Feature representation
- How is data shown to the model?
- Should you normalize numeric values?
- How should you handle outliers?
Minimizing skew
Always consider what data is available to your model at prediction time. During training, use only the features that you’ll have available in serving, and make sure your training set is representative of your serving traffic.
The Golden Rule: Do unto training as you would do unto prediction. That is, the more closely your training task matches your prediction task, the better your ML system will perform.
Joining Data Logs
Types of Logs:
- Transactional logs:record a specific event.
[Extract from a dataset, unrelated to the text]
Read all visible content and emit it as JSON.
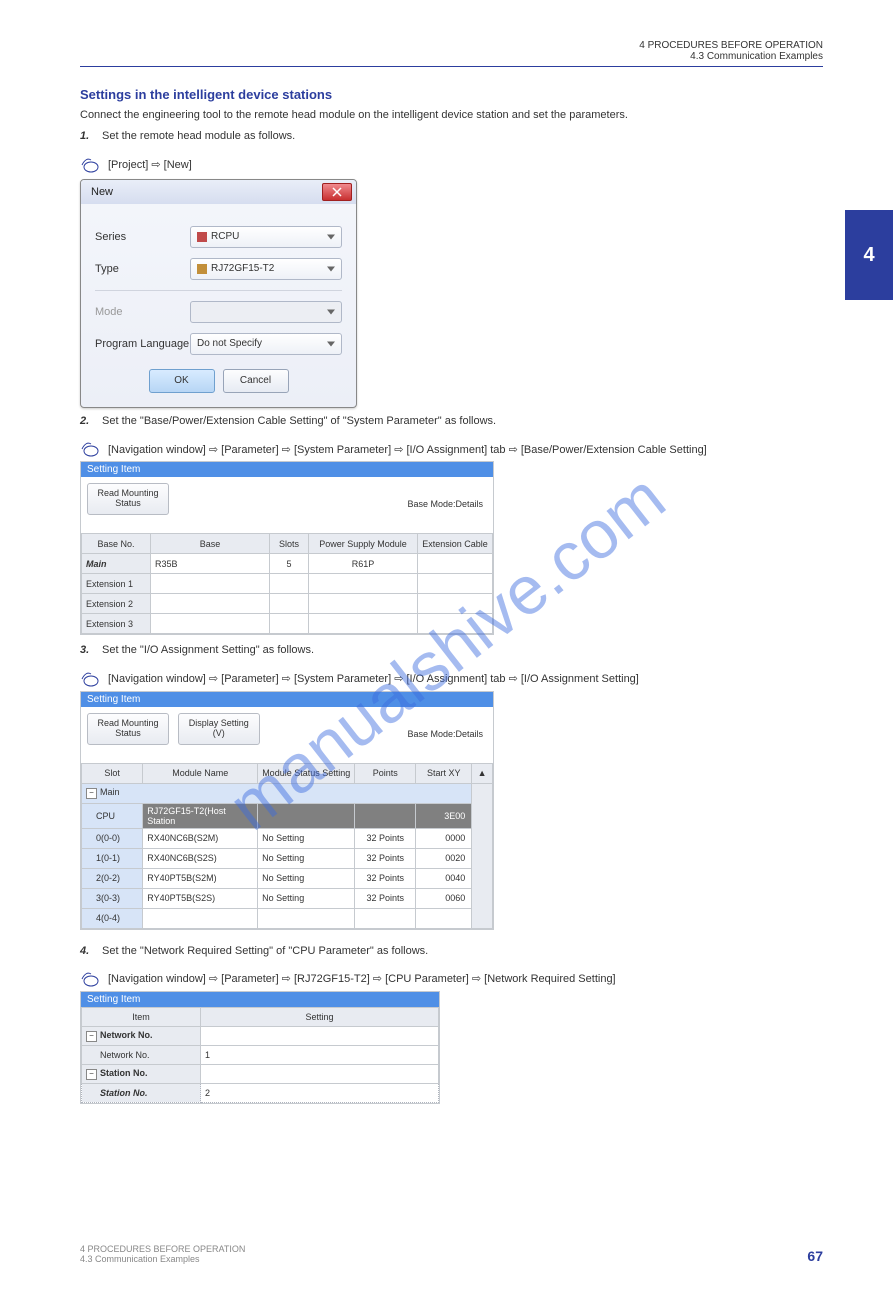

For example, a transactional log might record an IP address making a query and the date and time at which the query was made.
- Attribute data:contains snapshots of information
- Aggregate statistics:create an attribute from multiple transactional logs.
Joining Log Sources:
When collecting data for your machine learning model, you must join together different sources to create your data set.
- Leverage the user’s ID and timestamp in transactional logs to look up user attributes at time of event.
- Use the transaction timestamp to select search history at time of query.
It is critical to use event timestamps when looking up attribute data. If you grab the latest user attributes, your training data will contain the values at the time of data collection, which causes training/serving skew. If you forget to do this for search history, you could leak the true outcome into your training data!
Identifying Labels and Sources
Direct vs. Derived Labels
Machine learning is easier when your labels are well-defined. The best label is a direct label of what you want to predict.
If you have click logs, realize that you’ll never see an impression without a click. You would need logs where the events are impressions, so you cover all cases in which a user sees a top search result.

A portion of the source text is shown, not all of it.